Wait — the lowly Big Ten playing well in the BCS — the same conference which hadn’t won on the nation’s big stage since the 2004-05 season? Wow.

But the most impressive performance may have been in a losing effort — Michigan State and its Big Ten worst pass defense (sans starting cornerback Chris L. Rucker and a slew of frat-boy-pounding players after being suspended for an on-campus brawl) lost a heartbreaker to pass-happy Texas Tech, a game which I had written off as an inevitable blowout, with or without coach Mike Leach.

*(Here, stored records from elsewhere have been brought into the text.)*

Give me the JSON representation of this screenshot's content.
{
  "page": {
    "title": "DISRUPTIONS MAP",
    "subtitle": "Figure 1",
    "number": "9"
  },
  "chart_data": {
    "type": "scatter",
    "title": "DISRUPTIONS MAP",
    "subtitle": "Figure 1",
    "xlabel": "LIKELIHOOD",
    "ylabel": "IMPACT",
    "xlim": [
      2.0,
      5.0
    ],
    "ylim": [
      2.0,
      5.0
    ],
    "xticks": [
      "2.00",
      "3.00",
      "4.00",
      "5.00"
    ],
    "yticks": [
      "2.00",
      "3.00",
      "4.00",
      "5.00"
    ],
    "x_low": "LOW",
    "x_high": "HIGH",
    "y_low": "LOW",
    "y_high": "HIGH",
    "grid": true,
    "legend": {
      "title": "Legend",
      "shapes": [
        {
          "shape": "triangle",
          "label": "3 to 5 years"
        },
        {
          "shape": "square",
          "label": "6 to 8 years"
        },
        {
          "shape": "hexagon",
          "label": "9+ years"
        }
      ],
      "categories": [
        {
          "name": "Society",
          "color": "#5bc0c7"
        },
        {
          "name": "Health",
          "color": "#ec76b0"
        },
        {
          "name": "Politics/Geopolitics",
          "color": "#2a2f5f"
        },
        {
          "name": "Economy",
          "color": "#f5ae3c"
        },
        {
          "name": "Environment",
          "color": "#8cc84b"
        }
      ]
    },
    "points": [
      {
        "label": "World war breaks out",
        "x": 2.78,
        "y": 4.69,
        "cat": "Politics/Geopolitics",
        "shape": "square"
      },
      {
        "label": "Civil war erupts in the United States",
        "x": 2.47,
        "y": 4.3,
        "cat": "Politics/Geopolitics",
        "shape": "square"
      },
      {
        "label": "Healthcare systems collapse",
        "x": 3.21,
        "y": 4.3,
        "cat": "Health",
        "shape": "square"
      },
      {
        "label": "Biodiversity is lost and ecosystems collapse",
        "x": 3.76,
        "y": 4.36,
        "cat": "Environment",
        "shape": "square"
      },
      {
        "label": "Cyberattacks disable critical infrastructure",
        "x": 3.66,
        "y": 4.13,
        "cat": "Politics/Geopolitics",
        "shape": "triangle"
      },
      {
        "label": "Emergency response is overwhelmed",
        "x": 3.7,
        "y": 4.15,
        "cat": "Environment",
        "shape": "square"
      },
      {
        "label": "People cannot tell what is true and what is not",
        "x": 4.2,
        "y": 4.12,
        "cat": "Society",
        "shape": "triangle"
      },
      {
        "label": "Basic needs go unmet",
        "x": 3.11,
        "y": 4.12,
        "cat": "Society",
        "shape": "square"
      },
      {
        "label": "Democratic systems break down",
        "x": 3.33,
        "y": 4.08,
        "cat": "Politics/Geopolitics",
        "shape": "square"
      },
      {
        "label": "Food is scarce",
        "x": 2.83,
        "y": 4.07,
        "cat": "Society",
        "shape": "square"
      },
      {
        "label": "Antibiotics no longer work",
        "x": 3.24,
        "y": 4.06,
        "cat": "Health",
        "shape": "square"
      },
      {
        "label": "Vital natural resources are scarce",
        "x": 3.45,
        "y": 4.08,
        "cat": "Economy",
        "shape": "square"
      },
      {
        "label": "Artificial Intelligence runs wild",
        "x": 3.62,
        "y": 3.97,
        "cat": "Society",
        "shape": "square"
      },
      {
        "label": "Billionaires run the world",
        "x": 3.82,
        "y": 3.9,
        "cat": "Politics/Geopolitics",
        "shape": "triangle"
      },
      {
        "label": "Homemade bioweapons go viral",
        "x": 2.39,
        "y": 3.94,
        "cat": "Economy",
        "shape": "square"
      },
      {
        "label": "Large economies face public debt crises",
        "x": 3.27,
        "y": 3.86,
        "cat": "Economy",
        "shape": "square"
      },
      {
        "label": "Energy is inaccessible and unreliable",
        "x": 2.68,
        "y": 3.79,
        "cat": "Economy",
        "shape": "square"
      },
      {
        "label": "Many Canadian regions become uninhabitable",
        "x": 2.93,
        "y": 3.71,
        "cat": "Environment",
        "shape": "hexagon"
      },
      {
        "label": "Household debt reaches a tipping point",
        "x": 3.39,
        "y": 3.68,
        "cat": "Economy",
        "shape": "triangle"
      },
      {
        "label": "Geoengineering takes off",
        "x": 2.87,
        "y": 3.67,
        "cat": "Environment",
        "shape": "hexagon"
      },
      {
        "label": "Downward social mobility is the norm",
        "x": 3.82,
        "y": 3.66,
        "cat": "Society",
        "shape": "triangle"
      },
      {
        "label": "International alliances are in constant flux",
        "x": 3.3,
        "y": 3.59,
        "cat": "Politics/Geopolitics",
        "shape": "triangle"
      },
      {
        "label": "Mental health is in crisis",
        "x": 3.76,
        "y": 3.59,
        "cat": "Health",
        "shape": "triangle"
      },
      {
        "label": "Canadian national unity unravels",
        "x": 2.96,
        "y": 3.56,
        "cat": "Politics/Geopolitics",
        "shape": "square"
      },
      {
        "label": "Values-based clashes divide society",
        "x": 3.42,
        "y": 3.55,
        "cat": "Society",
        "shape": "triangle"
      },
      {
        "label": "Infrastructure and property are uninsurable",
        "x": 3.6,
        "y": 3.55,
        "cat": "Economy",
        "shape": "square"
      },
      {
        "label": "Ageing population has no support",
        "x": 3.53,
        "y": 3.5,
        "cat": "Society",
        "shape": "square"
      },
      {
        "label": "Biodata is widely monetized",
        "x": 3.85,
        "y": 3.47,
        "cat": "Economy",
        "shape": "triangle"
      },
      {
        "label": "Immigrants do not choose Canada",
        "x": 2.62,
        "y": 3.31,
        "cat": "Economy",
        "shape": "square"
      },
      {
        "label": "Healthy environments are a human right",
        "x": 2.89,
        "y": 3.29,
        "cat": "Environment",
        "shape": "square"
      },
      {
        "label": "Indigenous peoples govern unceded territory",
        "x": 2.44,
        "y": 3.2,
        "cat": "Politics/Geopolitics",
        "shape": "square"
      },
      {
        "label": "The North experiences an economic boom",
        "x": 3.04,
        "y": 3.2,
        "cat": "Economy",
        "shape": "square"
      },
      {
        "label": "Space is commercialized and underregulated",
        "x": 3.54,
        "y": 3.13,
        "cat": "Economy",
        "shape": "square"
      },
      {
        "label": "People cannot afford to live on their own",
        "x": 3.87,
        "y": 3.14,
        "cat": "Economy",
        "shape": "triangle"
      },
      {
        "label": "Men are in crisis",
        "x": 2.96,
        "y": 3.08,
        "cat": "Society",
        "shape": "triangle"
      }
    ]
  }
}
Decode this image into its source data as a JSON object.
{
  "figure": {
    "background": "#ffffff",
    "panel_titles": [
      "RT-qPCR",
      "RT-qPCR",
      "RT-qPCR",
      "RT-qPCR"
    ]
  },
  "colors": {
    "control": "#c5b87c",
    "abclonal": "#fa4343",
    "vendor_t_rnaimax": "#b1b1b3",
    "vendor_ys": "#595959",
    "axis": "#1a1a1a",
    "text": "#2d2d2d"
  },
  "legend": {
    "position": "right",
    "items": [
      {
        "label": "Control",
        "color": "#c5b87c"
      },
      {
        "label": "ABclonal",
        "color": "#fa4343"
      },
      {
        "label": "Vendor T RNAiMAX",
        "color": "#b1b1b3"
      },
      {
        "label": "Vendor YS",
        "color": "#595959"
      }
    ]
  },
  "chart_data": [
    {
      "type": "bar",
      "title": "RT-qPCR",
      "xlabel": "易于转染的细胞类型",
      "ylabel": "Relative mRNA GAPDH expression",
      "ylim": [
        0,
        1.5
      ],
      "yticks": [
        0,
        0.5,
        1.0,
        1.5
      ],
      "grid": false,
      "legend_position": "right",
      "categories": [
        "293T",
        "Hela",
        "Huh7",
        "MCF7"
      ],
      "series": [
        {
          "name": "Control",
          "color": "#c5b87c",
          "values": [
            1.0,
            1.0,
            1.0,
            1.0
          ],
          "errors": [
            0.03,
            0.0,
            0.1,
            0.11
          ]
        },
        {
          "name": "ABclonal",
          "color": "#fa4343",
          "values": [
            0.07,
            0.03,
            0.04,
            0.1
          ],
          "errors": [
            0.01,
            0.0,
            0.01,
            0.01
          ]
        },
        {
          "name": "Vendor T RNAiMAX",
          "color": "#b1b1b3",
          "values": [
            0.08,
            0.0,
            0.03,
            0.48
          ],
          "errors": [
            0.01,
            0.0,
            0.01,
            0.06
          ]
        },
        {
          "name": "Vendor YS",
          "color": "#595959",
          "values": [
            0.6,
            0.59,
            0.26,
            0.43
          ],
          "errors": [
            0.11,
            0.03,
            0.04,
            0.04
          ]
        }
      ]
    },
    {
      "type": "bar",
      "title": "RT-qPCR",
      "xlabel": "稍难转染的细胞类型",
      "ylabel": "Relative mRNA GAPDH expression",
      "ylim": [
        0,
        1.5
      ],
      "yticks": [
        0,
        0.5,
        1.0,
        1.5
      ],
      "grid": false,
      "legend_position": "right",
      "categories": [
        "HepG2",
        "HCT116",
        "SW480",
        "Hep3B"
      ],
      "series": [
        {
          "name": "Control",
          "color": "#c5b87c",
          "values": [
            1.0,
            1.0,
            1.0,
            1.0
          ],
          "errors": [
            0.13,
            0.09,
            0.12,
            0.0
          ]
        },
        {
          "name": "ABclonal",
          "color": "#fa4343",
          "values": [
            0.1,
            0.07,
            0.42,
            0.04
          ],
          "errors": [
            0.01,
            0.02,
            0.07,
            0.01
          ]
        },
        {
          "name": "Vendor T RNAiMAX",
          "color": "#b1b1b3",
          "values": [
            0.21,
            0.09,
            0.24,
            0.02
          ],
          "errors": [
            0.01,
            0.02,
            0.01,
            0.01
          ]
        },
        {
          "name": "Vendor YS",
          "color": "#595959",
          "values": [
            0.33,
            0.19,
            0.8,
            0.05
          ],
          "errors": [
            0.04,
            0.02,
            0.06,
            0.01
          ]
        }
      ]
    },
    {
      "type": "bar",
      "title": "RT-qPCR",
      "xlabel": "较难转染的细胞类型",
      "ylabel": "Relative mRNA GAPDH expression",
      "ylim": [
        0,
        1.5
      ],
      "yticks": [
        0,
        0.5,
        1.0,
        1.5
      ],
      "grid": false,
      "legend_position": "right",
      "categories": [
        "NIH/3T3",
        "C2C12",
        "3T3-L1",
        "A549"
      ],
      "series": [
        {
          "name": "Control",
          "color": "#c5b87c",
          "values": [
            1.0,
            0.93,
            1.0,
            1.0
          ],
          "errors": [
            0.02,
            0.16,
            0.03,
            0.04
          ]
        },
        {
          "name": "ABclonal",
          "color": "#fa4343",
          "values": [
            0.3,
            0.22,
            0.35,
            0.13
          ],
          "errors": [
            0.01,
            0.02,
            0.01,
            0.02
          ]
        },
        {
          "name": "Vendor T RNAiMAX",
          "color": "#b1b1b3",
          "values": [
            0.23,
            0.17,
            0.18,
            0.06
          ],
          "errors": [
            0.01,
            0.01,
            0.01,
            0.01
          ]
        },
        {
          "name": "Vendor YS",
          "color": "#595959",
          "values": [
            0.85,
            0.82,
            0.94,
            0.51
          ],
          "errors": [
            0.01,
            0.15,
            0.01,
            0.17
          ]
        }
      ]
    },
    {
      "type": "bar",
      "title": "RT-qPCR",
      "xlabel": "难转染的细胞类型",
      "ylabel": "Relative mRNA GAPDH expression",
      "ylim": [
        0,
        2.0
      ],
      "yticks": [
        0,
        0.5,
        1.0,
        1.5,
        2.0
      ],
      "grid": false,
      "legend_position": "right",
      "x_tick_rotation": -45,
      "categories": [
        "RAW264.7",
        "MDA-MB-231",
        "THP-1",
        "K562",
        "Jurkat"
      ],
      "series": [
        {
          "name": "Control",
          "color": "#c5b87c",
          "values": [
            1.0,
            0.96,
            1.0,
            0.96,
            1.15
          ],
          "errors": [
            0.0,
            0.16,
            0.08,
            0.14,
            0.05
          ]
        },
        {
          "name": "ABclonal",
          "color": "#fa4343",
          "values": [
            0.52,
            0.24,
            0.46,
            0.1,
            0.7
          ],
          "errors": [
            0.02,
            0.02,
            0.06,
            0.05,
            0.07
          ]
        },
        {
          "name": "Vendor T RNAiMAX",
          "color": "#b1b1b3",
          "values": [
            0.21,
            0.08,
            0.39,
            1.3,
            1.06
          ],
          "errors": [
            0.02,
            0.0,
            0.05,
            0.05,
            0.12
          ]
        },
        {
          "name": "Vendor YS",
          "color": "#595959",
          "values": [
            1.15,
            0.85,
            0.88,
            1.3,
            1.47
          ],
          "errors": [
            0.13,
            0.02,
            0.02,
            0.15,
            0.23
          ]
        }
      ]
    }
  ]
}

All told, the conference finished 4-3 in bowls, with a terrific showing in the Bowl Championship Series. It doesn’t sound all that spectacular, but it’s somewhat of a remarkable turnaround from a near-disastrous output 12 months ago.

The Big Ten finally — after what seems like a football eternity — has taken back some of the credibility it lost when Southern Cal decided to make idiots out of any Midwesterner who dared travel to Pasadena in January during a depressing eight-year span. And a wholly unexpected 2-0 mark in the BCS should certainly turn the nation’s collective head toward the Great Lakes.

I don’t think anyone saw this kind of collective performance coming (especially ESPN columnist Pat Forde, who predicted a second straight 1-6 record for the Big Ten). So it was a pleasant surprise for Big Ten fans — and it should be, even for the fans of the four teams that missed out on the postseason this time around.

I don’t know if this will have any long-lasting effects, but it’s gotta feel nice for Big Ten commissioner Jim Delany and the rest of the conference to stifle the rest of the nation — at least for one offseason.